[edit]
Embedding Adaptation Network with Transformer for Few-Shot Action Recognition
Proceedings of The 14th Asian Conference on Machine
Learning, PMLR 189:515-530, 2023.
Abstract
Few-shot action recognition aims to classify novel
action categories using a few training samples. Most
current few-shot action recognition methods via
episodic training strategy mainly use the same
normalization method to normalize feature
embeddings, leading to limited performance when the
batch size is small. And some methods learn feature
embeddings individually without considering the
whole task, neglecting important interactive
information between videos in the current
episode. To address these problems, we propose a
novel embedding adaptation network with Transformer
(EANT) for few-shot action
recognition. Specifically, we first propose an
improved self-guided instance normalization (SGIN)

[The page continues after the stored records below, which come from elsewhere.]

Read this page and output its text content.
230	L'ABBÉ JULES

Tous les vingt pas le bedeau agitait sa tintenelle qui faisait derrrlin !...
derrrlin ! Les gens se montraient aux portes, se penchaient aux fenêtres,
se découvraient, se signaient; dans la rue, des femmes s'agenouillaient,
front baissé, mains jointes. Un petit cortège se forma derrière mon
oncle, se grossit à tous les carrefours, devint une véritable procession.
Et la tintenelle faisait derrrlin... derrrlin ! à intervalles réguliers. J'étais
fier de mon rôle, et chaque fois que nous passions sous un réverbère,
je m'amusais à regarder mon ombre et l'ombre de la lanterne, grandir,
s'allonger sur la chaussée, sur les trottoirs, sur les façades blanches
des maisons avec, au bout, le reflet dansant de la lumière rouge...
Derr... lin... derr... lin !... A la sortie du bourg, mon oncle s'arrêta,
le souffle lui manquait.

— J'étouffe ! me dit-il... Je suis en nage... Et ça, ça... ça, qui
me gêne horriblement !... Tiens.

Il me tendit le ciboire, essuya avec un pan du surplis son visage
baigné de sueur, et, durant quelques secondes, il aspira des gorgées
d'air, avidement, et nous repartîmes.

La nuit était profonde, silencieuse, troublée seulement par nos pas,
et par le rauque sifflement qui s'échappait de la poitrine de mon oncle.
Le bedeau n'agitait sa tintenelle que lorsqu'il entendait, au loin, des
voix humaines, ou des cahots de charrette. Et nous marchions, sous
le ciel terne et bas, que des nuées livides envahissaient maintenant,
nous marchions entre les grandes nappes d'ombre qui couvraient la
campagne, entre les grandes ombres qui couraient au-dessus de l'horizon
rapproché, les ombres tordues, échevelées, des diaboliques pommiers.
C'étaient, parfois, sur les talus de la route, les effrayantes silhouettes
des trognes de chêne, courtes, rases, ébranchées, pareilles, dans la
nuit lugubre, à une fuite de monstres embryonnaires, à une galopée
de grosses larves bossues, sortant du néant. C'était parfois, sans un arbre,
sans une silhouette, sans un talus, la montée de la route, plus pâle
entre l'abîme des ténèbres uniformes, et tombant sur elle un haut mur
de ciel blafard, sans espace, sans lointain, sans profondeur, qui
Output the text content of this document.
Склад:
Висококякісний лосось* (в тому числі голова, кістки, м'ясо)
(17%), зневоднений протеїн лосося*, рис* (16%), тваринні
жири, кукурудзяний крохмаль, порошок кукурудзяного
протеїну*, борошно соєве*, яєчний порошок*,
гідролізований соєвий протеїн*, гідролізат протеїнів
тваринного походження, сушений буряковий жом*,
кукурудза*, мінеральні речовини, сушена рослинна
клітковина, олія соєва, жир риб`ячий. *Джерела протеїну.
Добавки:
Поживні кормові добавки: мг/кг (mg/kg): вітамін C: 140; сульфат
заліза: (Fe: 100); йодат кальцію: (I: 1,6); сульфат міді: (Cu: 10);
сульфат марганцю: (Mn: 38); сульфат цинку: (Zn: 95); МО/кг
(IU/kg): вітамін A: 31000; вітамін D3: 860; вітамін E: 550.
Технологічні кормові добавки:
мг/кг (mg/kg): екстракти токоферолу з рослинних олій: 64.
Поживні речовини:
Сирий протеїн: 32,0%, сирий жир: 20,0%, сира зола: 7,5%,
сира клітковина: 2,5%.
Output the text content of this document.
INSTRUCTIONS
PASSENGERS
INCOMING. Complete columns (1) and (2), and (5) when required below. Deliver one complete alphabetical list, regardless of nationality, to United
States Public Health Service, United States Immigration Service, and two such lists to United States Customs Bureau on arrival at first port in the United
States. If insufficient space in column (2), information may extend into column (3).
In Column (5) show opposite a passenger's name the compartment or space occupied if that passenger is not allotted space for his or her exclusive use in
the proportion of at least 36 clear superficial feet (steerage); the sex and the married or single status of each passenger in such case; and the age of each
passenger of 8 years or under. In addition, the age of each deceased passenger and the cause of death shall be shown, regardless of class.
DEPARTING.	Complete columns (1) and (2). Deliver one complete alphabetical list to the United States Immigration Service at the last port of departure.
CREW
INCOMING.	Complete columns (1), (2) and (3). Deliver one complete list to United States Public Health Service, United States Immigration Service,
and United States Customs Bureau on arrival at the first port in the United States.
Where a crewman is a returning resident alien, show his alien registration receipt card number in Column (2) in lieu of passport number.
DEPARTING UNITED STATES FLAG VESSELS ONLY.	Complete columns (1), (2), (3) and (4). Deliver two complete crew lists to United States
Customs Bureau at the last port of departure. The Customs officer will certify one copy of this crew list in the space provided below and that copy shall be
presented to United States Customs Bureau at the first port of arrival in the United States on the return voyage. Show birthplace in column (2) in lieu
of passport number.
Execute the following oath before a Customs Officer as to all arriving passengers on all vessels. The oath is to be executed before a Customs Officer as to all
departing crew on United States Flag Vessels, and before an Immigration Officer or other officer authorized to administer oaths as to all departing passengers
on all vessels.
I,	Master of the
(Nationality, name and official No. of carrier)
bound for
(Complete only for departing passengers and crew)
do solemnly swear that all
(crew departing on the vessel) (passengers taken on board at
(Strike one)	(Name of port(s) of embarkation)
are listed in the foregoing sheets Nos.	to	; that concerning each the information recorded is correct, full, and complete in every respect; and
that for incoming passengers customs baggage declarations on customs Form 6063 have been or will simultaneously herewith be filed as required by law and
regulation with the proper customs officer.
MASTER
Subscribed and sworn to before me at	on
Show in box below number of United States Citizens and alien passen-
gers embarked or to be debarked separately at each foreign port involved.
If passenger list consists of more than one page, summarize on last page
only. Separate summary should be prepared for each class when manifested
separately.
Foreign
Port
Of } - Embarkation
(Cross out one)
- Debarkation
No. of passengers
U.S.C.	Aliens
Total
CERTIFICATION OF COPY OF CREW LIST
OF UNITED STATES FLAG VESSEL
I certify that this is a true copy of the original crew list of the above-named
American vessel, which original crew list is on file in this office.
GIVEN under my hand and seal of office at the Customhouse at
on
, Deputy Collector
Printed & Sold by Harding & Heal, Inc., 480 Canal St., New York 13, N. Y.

module to adaptively learn class-specific feature
embeddings in an input-dependent manner. Built upon
the learned feature embeddings, we design a
Transformer-based embedding learning (TEL) module to
learn task-specific feature embeddings by fully
capturing rich information cross videos in each
episodic task. Furthermore, we utilize semantic
knowledge among all sampled training classes as
additional supervisory information to improve the
generalization ability of the network. By this
means, the proposed EANT can be highly effective and
informative for few-shot action
recognition. Extensive experiments conducted on
several challenging few-shot action recognition
benchmarks show that the proposed EANT outperforms
several state-of-the-art methods by a large margin.